Magnetic Scrolls Collection Vol. 2?

As has already been mentioned in earlier posts, The Guild of Thieves, Corruption and Fish! were released as the "Magnetic Scrolls Collection Vol. 1". These releases featured a new windowed user interface (based on the one from Wonderland, I believe), as well as some additional illustrations and animations. But I've also come across the following rumor in a Magnetic Scrolls Fact Sheet:

A second "Collection" with the other three classics (The Pawn, Jinxter, Myth) running under the new Magnetic Windows system was in the making. The implementation was mainly done by Paul Findley while the management was done by Ken Gordon. Since the development of The Legacy had already started and Ken worked at Microprose in Tetbury while Paul was working in London, the management was not all that easy. So the second collection never got completely finished although it was well underway.

Does anyone know if this rumor is true and, if so, if any of it still remains to this day? It would be particularly interesting if there were additional illustrations for these games as well.

Comments

  • Let us know o:)

  • Since I wrote the fact sheet, I can confirm that this is true indeed and not a rumor :)
    I must confess I didn't think about the images when I was told the story of Collection 2, so I am afraid, but I do not know if animated pictures were planed or even in the works.

    Concerning the remains... I think the most recent stuff we got from the backups so far was dated from 1991 or so. Since the Collection 2 dev must have been later, I would suspect that there is nothing, yet.

  • edited September 2017

    It might have been useful if some of this (ie a collection 2) had been done. As far as all the backup recoveries are concerned, there was no material found for this.

    We have recovered source codes for all the games from the tapes. The collection editions can be spotted because they contain additional code to notify the UI of certain events.
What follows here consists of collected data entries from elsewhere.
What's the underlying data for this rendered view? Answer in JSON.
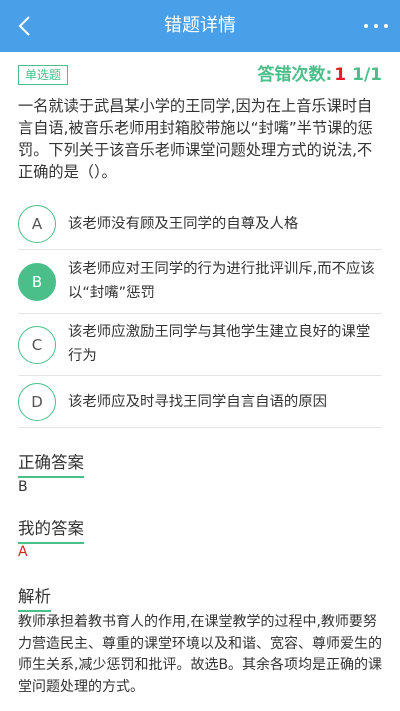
{
  "header": {
    "title": "错题详情",
    "back_icon": "chevron-left-icon",
    "more_icon": "more-horizontal-icon"
  },
  "question": {
    "type": "单选题",
    "error_label": "答错次数:",
    "error_count": "1",
    "page": "1/1",
    "text": "一名就读于武昌某小学的王同学,因为在上音乐课时自言自语,被音乐老师用封箱胶带施以“封嘴”半节课的惩罚。下列关于该音乐老师课堂问题处理方式的说法,不正确的是（）。"
  },
  "options": [
    {
      "letter": "A",
      "text": "该老师没有顾及王同学的自尊及人格",
      "selected": false
    },
    {
      "letter": "B",
      "text": "该老师应对王同学的行为进行批评训斥,而不应该以“封嘴”惩罚",
      "selected": true
    },
    {
      "letter": "C",
      "text": "该老师应激励王同学与其他学生建立良好的课堂行为",
      "selected": false
    },
    {
      "letter": "D",
      "text": "该老师应及时寻找王同学自言自语的原因",
      "selected": false
    }
  ],
  "correct_answer": {
    "title": "正确答案",
    "value": "B"
  },
  "my_answer": {
    "title": "我的答案",
    "value": "A"
  },
  "analysis": {
    "title": "解析",
    "text": "教师承担着教书育人的作用,在课堂教学的过程中,教师要努力营造民主、尊重的课堂环境以及和谐、宽容、尊师爱生的师生关系,减少惩罚和批评。故选B。其余各项均是正确的课堂问题处理的方式。"
  },
  "colors": {
    "header_bg": "#4aa0e8",
    "accent": "#4bbf8a",
    "error": "#e02020"
  }
}
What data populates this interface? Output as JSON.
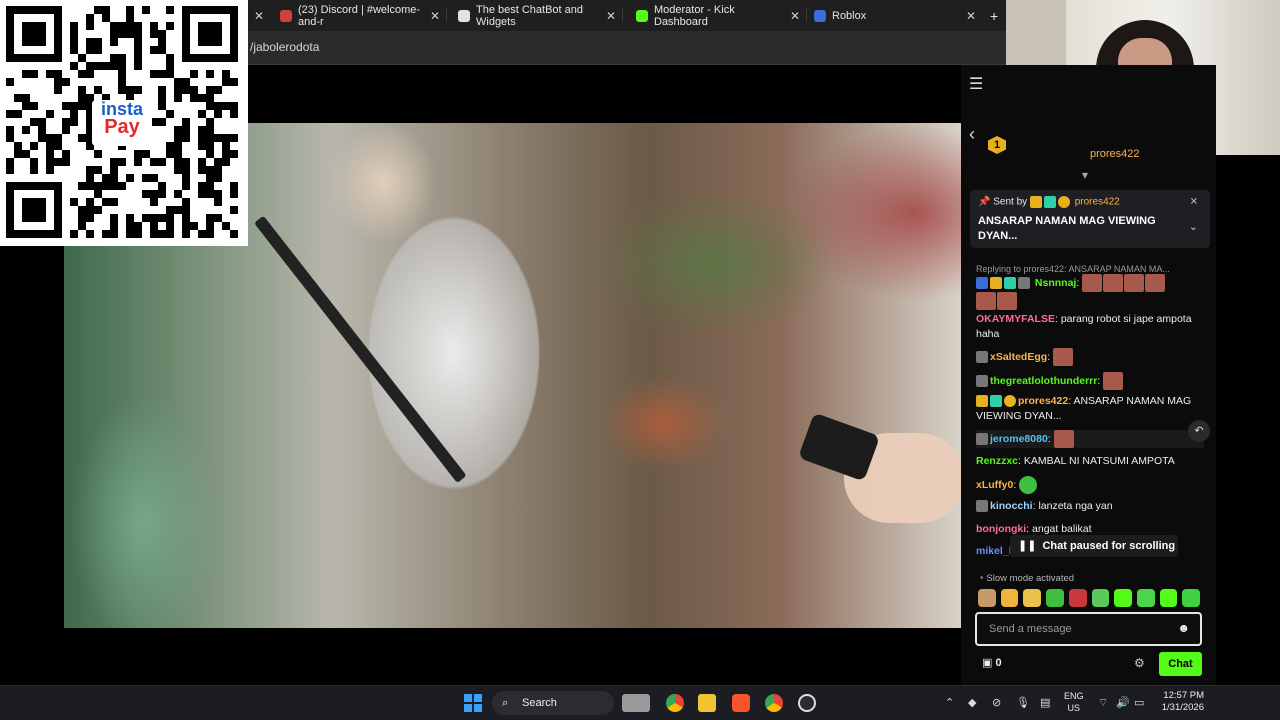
{
  "browser": {
    "tabs": [
      {
        "label": "(23) Discord | #welcome-and-r",
        "color": "#d04040"
      },
      {
        "label": "The best ChatBot and Widgets",
        "color": "#e2e2e2"
      },
      {
        "label": "Moderator - Kick Dashboard",
        "color": "#53fc18"
      },
      {
        "label": "Roblox",
        "color": "#3a6fd8"
      }
    ],
    "url": "/jabolerodota"
  },
  "qr": {
    "logo_top": "insta",
    "logo_bottom": "Pay"
  },
  "chat": {
    "top_badge_count": "1",
    "top_gifter": "prores422",
    "pinned": {
      "sent_by_label": "Sent by",
      "sender": "prores422",
      "message": "ANSARAP NAMAN MAG VIEWING DYAN..."
    },
    "messages": [
      {
        "type": "reply",
        "text": "Replying to prores422: ANSARAP NAMAN MA..."
      },
      {
        "user": "Nsnnnaj",
        "color": "#53fc18",
        "text": ""
      },
      {
        "user": "OKAYMYFALSE",
        "color": "#ff6b9a",
        "text": "parang robot si jape ampota haha"
      },
      {
        "user": "xSaltedEgg",
        "color": "#ffb14d",
        "text": ""
      },
      {
        "user": "thegreatlolothunderrr",
        "color": "#53fc18",
        "text": ""
      },
      {
        "user": "prores422",
        "color": "#ffb14d",
        "text": "ANSARAP NAMAN MAG VIEWING DYAN..."
      },
      {
        "user": "jerome8080",
        "color": "#4fc3f7",
        "text": ""
      },
      {
        "user": "Renzzxc",
        "color": "#53fc18",
        "text": "KAMBAL NI NATSUMI AMPOTA"
      },
      {
        "user": "xLuffy0",
        "color": "#ffb14d",
        "text": ""
      },
      {
        "user": "kinocchi",
        "color": "#9fd4ff",
        "text": "lanzeta nga yan"
      },
      {
        "user": "bonjongki",
        "color": "#ff6b9a",
        "text": "angat balikat"
      },
      {
        "user": "mikel_l",
        "color": "#6a8dff",
        "text": ""
      }
    ],
    "paused_text": "Chat paused for scrolling",
    "slow_mode": "Slow mode activated",
    "input_placeholder": "Send a message",
    "points": "0",
    "send_label": "Chat"
  },
  "taskbar": {
    "search_label": "Search",
    "lang_top": "ENG",
    "lang_bottom": "US",
    "time": "12:57 PM",
    "date": "1/31/2026"
  }
}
    There is definitely none of these codes in, for example, The Pawn. So if any of these versions had been started they were kept on other development machines, probably long lost.

    In any case, the collection editions didn't have any game story changes (AFAIK), possibly bug fixes. So the main change for collections was to rebase the code into the Magnetic Windows environment.
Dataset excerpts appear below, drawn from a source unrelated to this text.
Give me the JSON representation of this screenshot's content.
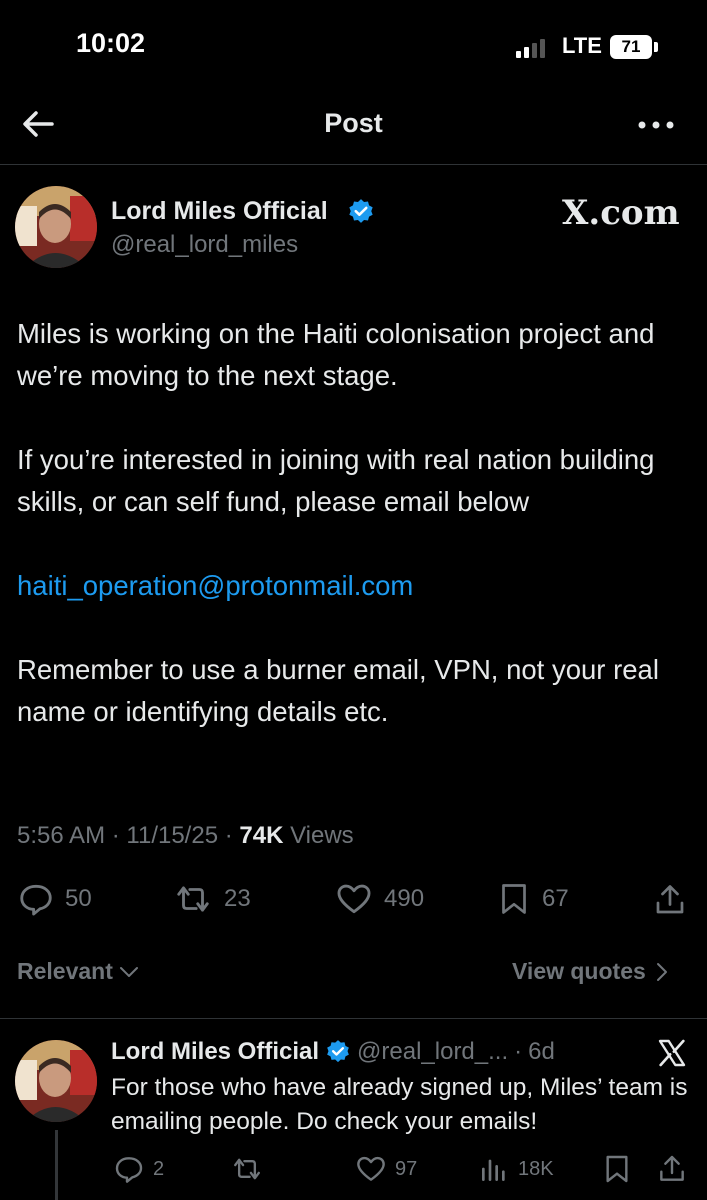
{
  "status_bar": {
    "time": "10:02",
    "network": "LTE",
    "battery": "71"
  },
  "header": {
    "title": "Post"
  },
  "post": {
    "author_name": "Lord Miles Official",
    "author_handle": "@real_lord_miles",
    "source": "X.com",
    "paragraphs": {
      "p1": "Miles is working on the Haiti colonisation project and we’re moving to the next stage.",
      "p2": "If you’re interested in joining with real nation building skills, or can self fund, please email below",
      "email": "haiti_operation@protonmail.com",
      "p3": "Remember to use a burner email, VPN, not your real name or identifying details etc."
    },
    "time": "5:56 AM",
    "date": "11/15/25",
    "views_count": "74K",
    "views_label": "Views",
    "stats": {
      "replies": "50",
      "reposts": "23",
      "likes": "490",
      "bookmarks": "67"
    }
  },
  "sort": {
    "relevant_label": "Relevant",
    "view_quotes_label": "View quotes"
  },
  "reply": {
    "author_name": "Lord Miles Official",
    "author_handle": "@real_lord_...",
    "age": "6d",
    "text": "For those who have already signed up, Miles’ team is emailing people. Do check your emails!",
    "stats": {
      "replies": "2",
      "likes": "97",
      "views": "18K"
    }
  },
  "colors": {
    "background": "#000000",
    "link": "#1d9bf0",
    "verified": "#1d9bf0",
    "muted": "#71767b",
    "text": "#e7e9ea"
  }
}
    I like to think that our remastering project is doing something similar, but for modern devices. For example, we're definitely going to have the collection 1 animations working.

  • @hugh said:
    We have recovered source codes for all the games from the tapes. The collection editions can be spotted because they contain additional code to notify the UI of certain events.

    There is definitely none of these codes in, for example, The Pawn. So if any of these versions had been started they were kept on other development machines, probably long lost.
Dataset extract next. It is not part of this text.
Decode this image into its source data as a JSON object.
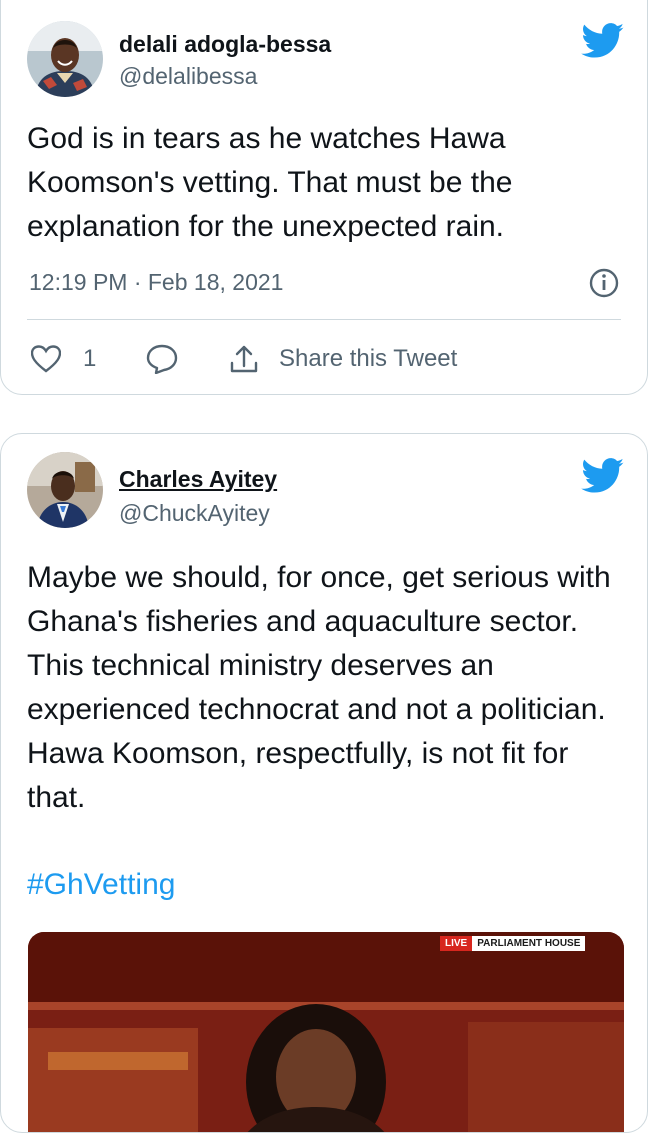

    In any case, the collection editions didn't have any game story changes (AFAIK), possibly bug fixes. So the main change for collections was to rebase the code into the Magnetic Windows environment.

    Ah well, I was mostly curious given the additional pictures (not necessarily animated) that were made for the first collection. Of course, having the source code for all the released games is the important bit. Even assuming that this does not include The Legacy: Realm of Terror.

    (Though now that you mentioned story changes, I have this annoyingly vague memory of reading an old article - I forget where - that claimed that some bits were cut from Jinxter, presumably for space, and that this would explain why a puzzle involving a saddle wasn't clued any better.)

  • @eriktorbjorn said:

    (Though now that you mentioned story changes, I have this annoyingly vague memory of reading an old article - I forget where - that claimed that some bits were cut from Jinxter, presumably for space, and that this would explain why a puzzle involving a saddle wasn't clued any better.)

    There usually is the gems you find on the wibbly wobbly web, but you don't bookmark them, and a couple of years down the line you're looking for the same article, but they've vanished into the Great Bit Bucket...

  • @The_Librarian said:
    There usually is the gems you find on the wibbly wobbly web, but you don't bookmark them, and a couple of years down the line you're looking for the same article, but they've vanished into the Great Bit Bucket...

    In this case the article, if it did exist outside of my imagination, would have been in a paper magazine some time in the late eighties. :)

  • I remember when I was searching for Commodore User here in Italy to read "Into the valley".. B)

  • The only reason i can imagine bits of story cut were due to memory limits. People today forget that memory was quite scarce then. For example engineering time was often spent reducing memory as apposed to writing new code. Back then, working and debugged code was sometimes thrown away to be replaced by a new untested but importantly smaller version.

    If any story bits were removed from Jinxter they will definitely still be in the source code (because you didn't just delete the code only remove it from the build).

    Something to look into. If this turns out to be true at all, I'll make special effort to reinstate any missing bits!